“It is all in the Bible, Frank,” said David.

“Yes, I suppose so. It is a wonder you have not become a ‘soldier’ long ago, David. How glad your mother would be. It is the only thing, she thinks.”

All this last was said while Jem had gone to ask at a farm-house door whether they had not taken the wrong turning up above, and nothing more was said when he came back. Indeed, there was not time. The next turn brought the station in sight, and they saw the train and heard the whistle, and had only time for hurried good-byes before Frank took his place. Jem and Davie stood for a little while looking after the train that bore their friend away so rapidly, and then they turned rather disconsolately to retrace their steps over the muddy roads in the direction of home.


Chapter Three.

If any one had suddenly asked David Inglis to tell him what had been the very happiest moments during all the fourteen happy years of his life, he would probably have gone back in thought to the day, when on the banks of a clear stream among the hills, his very first success as a fisherman had come to him. Or the remembrance of certain signal triumphs on the cricket ground, or at base-ball, might have come to his mind. But that would only have been in answer to a sudden question. If he had had time to think, he would have said, and truly too, that the very happiest hours of all his life had been passed in their old wagon at his father’s side.

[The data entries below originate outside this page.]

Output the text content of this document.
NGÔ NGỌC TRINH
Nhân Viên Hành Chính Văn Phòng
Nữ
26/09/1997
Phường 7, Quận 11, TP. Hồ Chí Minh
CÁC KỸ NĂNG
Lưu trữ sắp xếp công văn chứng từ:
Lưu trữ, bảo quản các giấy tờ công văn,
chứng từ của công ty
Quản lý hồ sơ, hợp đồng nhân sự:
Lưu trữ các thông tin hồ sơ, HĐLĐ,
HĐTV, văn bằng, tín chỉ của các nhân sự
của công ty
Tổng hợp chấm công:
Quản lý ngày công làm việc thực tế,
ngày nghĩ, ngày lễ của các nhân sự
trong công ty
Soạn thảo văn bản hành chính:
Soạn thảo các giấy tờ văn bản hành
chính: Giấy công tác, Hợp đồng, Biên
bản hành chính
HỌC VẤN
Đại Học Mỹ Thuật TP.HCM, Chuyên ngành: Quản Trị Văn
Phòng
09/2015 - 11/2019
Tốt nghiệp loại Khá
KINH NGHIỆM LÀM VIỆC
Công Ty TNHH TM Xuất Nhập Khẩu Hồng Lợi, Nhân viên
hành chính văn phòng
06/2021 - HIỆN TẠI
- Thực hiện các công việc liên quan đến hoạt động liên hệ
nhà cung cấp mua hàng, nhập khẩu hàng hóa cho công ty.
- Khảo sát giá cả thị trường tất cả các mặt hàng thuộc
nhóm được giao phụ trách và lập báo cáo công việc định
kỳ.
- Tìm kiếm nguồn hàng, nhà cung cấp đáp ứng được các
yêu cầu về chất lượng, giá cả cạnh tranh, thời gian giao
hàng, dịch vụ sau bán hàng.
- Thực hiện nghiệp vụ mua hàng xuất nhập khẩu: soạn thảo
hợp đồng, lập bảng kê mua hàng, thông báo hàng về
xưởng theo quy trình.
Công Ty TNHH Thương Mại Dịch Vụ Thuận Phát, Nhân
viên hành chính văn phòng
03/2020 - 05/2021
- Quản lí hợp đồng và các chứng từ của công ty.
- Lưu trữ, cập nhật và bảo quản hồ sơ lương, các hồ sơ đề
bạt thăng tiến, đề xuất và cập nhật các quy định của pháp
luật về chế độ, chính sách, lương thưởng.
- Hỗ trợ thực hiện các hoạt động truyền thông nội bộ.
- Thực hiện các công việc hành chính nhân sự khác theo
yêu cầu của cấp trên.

So when he found, next day, that instead of sitting down to his lessons in a corner of the study, he was to drive his father over to the Bass Neighbourhood, to attend old Mr Bent’s funeral, you may be sure he was well pleased. Not that he objected to books as a general thing, or that any part of his pleasure rose out of a good chance to shirk his daily lessons. Quite the contrary. Books and lessons were by no means ignored between him and his father at such times. Almost oftener than anything else, books and lessons came into their discussions. But a lesson from a printed page, not very well understood, and learned on compulsion, is one thing, and seldom a pleasant thing to any one concerned. But lessons explained and illustrated by his father as they went slowly through fields and woods together, were very pleasant matters to David. Even the Latin Grammar, over whose tedious pages so many boys have yawned and trifled from generation to generation, even declensions and conjugations, and rules of Syntax, and other matters which, as a general thing, are such hopeless mysteries to boys of nine or ten, were made matters of interest to David when his father took them in hand.

And when it came to other subjects—subjects to be examined and illustrated by means of the natural objects around them—the rocks and stones, the grass and flowers and trees—the worms that creep, and the birds that fly—the treasures of the earth beneath, and the wonders of the heavens above, there was no thought of lesson or labour then. It was pure pleasure to David, and to his father, too. Yes, David was a very happy boy at such times, and knew it—a circumstance which does not always accompany to a boy, the possession of such opportunities and advantages. For David firmly believed in his father as one of the best and wisest of living men. This may have been a mistake on his part, but, if so, his father being, what he was—a good man and true—it was a mistake which did him no harm but good, and it was a mistake which has never been set right to David.

So that day was a day to be marked with a white stone. Don got a more energetic rubbing down, and an additional measure of oats, on the strength of the pleasant prospect, for David was groom, and gardener, and errand boy, and whatever else his mother needed him to be when his younger brothers were at school, and all the arrangements about his father’s going away might be safely trusted to him.